Once the shuttlecock left my opponent's racket, I kept this thought in my head. The speed of the shuttlecock will never change, but I can change. The speed of my movement will never be limited depending on how I train.
They Didn’t Think I Could Do It...
In a short time my training started getting phenomenal results. In my first year in high school I began destroying my opponents on the court, people could not believe their eyes. When I was in my 2nd year of high school, I reached the finals of the high school National Championships. In my 3rd year of high school, I went on to win the National Seniors Championships.
Then, when I went to university I became Korea’s National Singles Champion. I won all of the events for Singles, Doubles and Mixed doubles.
Everybody was so surprised, they couldn’t believe it. How could this kid who was an absolute nobody in Badminton suddenly become the Number #1 Player in all of Korea within a couple of years?
But I achieved my goal, I was #1 in Korea and that was everything I wanted in life. If somebody told me to broaden my horizons and play internationally. I would have continued to train hard, represent my country and become the #1 badminton player in the world.
Unfortunately the government wasn’t financially well off during this era of badminton, so they could not send players abroad.
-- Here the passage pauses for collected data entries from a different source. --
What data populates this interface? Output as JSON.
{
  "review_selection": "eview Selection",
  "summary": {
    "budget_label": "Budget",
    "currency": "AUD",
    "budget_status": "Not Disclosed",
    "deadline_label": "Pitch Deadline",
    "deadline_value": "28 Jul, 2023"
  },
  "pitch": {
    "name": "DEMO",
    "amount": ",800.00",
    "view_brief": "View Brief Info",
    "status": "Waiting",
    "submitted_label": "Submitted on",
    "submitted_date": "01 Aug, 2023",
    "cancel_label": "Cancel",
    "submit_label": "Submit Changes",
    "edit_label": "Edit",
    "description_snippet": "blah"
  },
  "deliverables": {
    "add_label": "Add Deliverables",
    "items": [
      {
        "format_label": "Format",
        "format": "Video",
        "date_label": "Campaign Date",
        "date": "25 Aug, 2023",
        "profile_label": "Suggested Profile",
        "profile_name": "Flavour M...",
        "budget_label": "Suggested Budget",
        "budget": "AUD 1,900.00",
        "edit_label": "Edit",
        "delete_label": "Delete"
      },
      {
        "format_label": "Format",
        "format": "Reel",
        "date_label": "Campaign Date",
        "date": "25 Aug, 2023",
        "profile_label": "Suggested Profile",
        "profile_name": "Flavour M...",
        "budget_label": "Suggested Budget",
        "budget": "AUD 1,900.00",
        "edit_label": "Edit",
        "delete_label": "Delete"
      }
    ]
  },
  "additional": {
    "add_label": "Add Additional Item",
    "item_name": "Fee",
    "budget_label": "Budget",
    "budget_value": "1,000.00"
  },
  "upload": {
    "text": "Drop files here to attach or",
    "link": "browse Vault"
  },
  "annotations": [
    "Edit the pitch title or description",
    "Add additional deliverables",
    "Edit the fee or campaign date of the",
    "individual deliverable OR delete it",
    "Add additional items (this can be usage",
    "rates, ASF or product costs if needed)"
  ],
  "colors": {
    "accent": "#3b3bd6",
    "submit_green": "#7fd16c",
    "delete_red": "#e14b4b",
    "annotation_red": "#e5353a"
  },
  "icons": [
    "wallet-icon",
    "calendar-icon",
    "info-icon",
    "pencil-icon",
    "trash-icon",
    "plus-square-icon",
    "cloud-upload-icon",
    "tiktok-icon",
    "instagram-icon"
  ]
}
Since I met my goal, I lost my interest in training. But my desire for badminton was still incredibly strong. So like the torch bearer, I passed down the flame to my next ambition in life.
At the age of 23 I became a university badminton trainer, and I became Korea’s national team coach. Which was interesting because I was a coach while all my friends were players. My desire in life was to become the best coach, and I was fortunate to have started so early because I’ve seen so many changes within badminton.
After this I decided I wanted to experience badminton in other countries. My first choice was to go to England, the motherland where badminton was developed.